The next chapter of DeLaughter's life, as inmate No. 12930-042, marks a long fall from the height of his legal career in 1994 when he was a prosecutor who helped convict a civil rights-era assassin for the 30-year-old murder of NAACP leader Medgar Evers.
The 55-year-old DeLaughter (deh-LAW'-ter) was to report to a federal prison camp in McCreary, Ky., by 2 p.m.
DeLaughter's lawyer, Thomas Durkin of Chicago, told The Associated Press on Monday that he didn't know exactly what time DeLaughter would report to prison, but that he wouldn't be late. A prison official said he was not in custody as of about 10:45 a.m.
DeLaughter was sentenced to 18 months in November after pleading guilty to lying about secret conversations he had with a lawyer while presiding over a dispute between wealthy lawyers over legal fees. As part of a plea deal, prosecutors dropped conspiracy and mail fraud charges.

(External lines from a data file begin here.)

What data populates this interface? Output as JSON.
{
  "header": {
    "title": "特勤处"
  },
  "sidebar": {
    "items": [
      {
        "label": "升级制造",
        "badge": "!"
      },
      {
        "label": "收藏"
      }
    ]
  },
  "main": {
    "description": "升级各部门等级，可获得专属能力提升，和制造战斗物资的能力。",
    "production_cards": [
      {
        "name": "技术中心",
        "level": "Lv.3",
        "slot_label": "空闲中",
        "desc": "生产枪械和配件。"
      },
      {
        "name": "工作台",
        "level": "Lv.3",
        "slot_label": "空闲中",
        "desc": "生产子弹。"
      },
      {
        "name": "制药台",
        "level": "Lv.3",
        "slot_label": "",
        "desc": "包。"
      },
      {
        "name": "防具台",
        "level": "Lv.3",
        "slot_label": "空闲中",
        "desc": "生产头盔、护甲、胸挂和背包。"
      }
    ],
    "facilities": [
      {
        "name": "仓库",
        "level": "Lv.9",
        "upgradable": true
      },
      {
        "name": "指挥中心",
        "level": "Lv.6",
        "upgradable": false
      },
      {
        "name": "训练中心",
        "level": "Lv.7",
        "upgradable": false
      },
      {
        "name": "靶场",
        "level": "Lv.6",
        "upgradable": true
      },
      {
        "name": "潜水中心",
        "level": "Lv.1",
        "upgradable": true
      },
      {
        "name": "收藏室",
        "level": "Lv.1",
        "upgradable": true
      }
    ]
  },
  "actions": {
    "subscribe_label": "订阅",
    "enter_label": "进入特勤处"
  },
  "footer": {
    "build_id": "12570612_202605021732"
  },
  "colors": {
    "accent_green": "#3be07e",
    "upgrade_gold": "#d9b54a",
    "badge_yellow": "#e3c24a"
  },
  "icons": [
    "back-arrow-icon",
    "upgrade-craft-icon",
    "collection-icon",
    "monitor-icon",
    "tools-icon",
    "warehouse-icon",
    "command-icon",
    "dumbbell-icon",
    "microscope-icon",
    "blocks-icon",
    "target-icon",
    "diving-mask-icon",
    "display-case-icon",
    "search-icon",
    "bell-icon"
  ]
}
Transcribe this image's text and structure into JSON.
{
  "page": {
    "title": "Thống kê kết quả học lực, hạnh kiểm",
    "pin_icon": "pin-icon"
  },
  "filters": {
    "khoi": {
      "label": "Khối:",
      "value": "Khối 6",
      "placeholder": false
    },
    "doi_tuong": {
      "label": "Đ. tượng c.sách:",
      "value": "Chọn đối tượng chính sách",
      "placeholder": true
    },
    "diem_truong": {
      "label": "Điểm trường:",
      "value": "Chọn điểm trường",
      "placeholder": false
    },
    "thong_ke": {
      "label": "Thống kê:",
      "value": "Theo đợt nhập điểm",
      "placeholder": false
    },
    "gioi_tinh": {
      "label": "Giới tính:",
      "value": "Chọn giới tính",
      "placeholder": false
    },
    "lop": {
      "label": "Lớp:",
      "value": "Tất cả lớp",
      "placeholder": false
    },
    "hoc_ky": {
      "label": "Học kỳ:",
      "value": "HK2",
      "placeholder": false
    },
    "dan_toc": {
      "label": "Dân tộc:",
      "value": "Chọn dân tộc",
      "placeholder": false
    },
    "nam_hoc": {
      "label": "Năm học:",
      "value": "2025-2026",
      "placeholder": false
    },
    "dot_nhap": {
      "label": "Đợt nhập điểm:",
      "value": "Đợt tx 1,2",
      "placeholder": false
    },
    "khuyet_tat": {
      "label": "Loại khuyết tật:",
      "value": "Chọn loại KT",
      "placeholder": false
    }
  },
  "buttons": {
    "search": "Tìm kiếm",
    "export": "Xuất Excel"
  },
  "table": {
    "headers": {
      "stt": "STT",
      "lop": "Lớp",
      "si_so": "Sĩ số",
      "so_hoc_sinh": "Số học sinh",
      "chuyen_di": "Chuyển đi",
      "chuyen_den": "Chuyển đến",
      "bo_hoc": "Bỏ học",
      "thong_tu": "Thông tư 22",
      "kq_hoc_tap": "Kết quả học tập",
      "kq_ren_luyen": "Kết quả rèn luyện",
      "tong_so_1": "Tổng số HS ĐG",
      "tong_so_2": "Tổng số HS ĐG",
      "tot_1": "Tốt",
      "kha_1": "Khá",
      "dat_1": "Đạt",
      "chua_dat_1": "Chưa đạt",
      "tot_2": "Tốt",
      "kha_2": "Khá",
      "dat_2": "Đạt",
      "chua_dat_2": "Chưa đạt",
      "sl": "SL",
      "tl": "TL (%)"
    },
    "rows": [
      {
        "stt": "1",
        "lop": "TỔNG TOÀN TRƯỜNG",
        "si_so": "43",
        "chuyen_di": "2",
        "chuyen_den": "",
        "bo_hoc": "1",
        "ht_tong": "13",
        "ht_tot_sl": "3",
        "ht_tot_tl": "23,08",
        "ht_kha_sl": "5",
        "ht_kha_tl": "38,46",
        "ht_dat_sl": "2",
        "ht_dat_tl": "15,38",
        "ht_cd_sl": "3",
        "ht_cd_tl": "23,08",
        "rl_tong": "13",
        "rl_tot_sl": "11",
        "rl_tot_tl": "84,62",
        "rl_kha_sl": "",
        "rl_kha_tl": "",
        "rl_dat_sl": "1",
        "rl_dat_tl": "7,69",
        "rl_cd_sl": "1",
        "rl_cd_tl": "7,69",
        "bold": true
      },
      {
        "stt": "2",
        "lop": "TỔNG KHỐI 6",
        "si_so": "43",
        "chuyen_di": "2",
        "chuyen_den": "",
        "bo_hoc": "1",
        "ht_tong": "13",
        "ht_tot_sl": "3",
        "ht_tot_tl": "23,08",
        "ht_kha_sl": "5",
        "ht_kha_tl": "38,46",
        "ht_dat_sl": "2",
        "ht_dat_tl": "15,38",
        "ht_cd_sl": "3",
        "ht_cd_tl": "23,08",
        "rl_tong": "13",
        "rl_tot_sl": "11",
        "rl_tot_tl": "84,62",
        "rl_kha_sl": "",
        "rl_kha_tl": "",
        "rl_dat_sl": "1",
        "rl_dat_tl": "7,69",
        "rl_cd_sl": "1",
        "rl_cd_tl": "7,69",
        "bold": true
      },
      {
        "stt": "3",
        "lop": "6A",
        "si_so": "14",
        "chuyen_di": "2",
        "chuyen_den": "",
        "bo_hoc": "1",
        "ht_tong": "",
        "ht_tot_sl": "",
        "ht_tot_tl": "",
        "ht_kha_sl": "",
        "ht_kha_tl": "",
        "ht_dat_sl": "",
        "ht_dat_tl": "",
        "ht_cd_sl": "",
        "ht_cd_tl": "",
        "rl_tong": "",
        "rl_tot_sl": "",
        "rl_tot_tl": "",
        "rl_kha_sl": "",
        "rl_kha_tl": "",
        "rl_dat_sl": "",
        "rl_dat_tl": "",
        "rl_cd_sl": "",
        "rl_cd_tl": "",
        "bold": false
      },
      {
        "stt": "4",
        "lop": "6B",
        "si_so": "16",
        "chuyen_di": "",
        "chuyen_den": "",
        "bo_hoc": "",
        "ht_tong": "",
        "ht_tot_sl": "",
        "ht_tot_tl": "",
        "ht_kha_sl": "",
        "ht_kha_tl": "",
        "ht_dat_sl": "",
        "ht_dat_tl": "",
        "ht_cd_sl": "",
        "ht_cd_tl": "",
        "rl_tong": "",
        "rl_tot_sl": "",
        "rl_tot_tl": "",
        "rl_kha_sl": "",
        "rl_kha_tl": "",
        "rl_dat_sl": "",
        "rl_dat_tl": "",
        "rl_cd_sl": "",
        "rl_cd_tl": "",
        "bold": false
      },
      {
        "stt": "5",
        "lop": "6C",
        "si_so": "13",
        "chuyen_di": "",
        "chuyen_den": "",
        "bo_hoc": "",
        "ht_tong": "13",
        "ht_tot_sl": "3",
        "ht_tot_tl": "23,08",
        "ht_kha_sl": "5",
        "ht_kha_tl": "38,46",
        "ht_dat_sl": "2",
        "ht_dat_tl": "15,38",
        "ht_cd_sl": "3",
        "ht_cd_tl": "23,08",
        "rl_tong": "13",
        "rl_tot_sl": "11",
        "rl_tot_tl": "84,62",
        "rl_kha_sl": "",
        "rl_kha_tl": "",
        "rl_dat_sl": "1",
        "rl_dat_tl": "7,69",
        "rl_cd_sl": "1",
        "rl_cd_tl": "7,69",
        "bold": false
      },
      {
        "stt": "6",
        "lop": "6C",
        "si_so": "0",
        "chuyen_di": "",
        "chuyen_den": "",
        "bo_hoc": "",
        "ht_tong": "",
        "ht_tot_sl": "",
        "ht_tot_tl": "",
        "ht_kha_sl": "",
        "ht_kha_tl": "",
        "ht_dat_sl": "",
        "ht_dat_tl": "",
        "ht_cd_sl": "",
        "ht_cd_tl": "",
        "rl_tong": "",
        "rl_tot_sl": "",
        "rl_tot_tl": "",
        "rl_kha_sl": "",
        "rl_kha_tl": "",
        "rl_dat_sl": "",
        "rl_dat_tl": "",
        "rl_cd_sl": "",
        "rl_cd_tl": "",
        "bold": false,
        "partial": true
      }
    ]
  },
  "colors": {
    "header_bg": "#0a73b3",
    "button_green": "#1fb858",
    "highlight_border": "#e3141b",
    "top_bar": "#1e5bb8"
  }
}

DeLaughter made a name for himself as an assistant district attorney when he helped put away Byron de la Beckwith for Evers' 1963 murder.
He was appointed to the bench in 2002 and was later elected to the position.
His storied career ended with the same bribery scandal that toppled Richard "Dickie" Scruggs, chief architect of the multibillion-dollar tobacco litigation of the 1990s — which was depicted in the movie "The Insider," starring Al Pacino and Russell Crowe.
DeLaughter was presiding over a lawsuit in which a lawyer sued Scruggs for a bigger cut of millions in legal fees from asbestos litigation. Prosecutors said DeLaughter ruled in Scruggs' favor in exchange for a promise that he'd be considered for a federal judgeship, with help from Scruggs' high-powered connections.
DeLaughter ruled in 2006 that Scruggs didn't owe the former partner anything more than a belated $1.5 million payment. The ruling was contrary to the findings of a special master appointed to weigh the evidence before trial.
DeLaughter pleaded guilty only to lying to the FBI about conversations he had with his old boss, former Hinds County District Attorney Ed Peters. Peters was accused of receiving $1 million to influence DeLaughter, but he cooperated in the investigation and was not charged.